Now using $a^2+b^2 = k_2ab$ and replacing the left side of the above equation, get:

$\Rightarrow k_2ab+2ab=a^2k_1^2-2abk_1^2+b^2k_1^2$

$\Rightarrow k_2ab+2ab+2abk_1^2=(a^2+b^2)k_1^2$

$\Rightarrow ab(k_2+2+2k_1^2)=(a^2+b^2)k_1^2$

$\Rightarrow a^2+b^2 = ab\dfrac{(2k_1^2+k_2+2)}{k_1^2}$

So since $\dfrac{(2k_1^2+k_2+2)}{k_1^2}$ is a new constant of variation, $a^2+b^2 \varpropto ab$ is proven. That's just what I'm thinking.

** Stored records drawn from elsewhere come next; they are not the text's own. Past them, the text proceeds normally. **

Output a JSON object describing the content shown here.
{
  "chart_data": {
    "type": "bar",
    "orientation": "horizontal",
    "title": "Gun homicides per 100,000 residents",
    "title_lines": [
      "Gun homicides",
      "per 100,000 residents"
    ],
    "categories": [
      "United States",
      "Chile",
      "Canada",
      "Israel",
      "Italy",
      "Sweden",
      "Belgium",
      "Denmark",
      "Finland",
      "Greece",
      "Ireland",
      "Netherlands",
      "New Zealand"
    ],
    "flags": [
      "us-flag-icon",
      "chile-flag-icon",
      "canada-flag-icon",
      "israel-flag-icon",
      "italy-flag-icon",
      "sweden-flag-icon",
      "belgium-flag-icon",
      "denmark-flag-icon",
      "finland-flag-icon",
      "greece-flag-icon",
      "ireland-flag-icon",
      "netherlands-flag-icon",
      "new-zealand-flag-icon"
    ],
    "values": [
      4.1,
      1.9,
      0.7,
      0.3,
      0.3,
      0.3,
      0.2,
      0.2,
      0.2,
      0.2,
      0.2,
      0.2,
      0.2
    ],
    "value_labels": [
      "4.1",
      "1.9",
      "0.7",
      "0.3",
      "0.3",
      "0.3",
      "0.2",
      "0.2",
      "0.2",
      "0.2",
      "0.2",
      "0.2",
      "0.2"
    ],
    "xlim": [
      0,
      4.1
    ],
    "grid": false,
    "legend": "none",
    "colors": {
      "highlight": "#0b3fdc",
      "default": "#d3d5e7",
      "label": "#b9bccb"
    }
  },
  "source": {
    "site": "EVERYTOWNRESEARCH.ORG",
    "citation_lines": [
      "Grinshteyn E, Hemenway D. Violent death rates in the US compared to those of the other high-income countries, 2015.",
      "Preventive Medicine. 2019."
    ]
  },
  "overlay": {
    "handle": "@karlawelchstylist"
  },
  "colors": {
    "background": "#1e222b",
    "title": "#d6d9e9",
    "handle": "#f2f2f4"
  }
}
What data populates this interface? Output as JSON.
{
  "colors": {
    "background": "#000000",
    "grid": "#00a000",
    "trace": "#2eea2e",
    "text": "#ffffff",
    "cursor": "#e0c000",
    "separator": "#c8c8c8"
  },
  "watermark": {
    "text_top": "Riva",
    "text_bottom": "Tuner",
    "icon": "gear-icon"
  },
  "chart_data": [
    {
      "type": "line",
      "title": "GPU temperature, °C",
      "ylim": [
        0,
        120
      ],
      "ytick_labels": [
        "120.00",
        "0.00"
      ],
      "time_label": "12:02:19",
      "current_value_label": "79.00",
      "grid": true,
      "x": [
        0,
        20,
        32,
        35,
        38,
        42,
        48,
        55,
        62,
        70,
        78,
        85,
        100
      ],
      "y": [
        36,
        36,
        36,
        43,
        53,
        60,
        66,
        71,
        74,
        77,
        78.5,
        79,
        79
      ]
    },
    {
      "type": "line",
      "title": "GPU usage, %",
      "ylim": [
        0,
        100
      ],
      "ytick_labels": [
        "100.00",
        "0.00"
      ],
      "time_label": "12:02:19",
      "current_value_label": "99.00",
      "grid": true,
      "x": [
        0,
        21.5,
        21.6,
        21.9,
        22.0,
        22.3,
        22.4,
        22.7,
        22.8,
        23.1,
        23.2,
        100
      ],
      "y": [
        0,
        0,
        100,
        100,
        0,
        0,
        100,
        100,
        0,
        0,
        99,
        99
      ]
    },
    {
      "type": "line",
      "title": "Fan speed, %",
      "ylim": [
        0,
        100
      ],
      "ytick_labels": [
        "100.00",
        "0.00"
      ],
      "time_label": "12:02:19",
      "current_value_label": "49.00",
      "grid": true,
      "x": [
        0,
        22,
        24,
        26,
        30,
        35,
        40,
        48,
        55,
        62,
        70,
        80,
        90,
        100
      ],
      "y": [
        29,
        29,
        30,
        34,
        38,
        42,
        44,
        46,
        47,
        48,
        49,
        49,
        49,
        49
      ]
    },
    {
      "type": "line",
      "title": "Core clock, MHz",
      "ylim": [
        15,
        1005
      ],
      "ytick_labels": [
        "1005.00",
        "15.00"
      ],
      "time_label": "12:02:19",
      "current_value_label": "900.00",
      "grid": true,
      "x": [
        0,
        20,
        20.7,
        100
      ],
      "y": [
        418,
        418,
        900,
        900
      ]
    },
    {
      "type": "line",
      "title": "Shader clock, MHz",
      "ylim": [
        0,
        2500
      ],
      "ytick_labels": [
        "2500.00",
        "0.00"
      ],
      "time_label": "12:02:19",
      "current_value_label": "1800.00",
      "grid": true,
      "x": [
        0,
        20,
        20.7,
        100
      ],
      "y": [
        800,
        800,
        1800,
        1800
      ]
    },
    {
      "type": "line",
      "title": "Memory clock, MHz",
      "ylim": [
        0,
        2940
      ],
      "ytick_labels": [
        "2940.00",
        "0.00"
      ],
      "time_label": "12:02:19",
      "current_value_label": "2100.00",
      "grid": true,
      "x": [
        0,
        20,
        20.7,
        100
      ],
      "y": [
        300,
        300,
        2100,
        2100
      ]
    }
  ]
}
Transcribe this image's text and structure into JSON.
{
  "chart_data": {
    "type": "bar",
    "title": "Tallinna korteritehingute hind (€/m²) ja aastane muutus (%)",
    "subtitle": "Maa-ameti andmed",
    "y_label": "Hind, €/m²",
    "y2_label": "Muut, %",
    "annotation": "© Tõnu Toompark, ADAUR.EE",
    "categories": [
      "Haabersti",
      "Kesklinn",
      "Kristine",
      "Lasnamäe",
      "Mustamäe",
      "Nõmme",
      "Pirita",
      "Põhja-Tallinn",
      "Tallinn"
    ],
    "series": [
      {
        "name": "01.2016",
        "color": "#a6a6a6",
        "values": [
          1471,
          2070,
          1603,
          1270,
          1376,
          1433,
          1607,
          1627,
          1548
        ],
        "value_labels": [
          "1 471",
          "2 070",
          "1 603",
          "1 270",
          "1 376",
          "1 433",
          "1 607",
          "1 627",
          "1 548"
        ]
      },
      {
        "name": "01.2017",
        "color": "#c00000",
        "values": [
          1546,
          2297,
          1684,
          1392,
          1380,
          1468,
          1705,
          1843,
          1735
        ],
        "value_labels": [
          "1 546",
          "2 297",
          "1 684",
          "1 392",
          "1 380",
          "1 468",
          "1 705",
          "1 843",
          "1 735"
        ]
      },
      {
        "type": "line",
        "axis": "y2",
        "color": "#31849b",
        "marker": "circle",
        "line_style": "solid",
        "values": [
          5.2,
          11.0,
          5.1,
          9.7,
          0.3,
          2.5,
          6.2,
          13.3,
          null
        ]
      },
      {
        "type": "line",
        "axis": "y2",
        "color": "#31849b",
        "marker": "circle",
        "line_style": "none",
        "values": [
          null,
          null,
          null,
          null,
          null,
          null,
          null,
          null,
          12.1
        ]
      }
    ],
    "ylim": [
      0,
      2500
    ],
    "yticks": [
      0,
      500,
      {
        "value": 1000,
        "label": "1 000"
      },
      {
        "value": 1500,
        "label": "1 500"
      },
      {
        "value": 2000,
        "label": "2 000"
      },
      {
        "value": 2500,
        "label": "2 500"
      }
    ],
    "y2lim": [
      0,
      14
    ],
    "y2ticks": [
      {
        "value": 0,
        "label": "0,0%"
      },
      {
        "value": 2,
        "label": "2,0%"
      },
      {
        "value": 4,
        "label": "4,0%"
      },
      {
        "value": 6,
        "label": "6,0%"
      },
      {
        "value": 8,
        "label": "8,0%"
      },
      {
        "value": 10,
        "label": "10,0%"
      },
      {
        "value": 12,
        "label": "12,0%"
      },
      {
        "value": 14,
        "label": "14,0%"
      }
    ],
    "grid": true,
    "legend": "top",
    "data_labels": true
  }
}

Apart from when zero is involved, all real numbers are proportional to each other. This question only makes sense if the numbers involved are integers. In this case, if $a, b \ne zero$, then:
$$a^a + b^2 = (\frac{a^2 + b^2}{ab})ab$$And there is no need to do any calculations. And nothing to prove.

Moreover, $a + b = k(a - b)$ is true for all real numbers $a, b$. So, there is no "if" involved. It's only when $a, b$ and $k$ are integers that this condition makes sense.

 

[PeroK]

Homework Statement: If $a+b \varpropto a-b$, prove that $a^2+b^2 \varpropto ab$

Perhaps $a$ and $b$ are supposed to be variables or parameters? Then $a+b \varpropto a-b$ implies $a \varpropto b$ and the result is trivial.

I originally assumed it was an integer equation. The question needs some context.

 

[FactChecker]

Perhaps $a$ and $b$ are supposed to be variables or parameters? Then $a+b \varpropto a-b$ implies $a \varpropto b$ and the result is trivial.

IMO, this is the answer that the problem had in mind.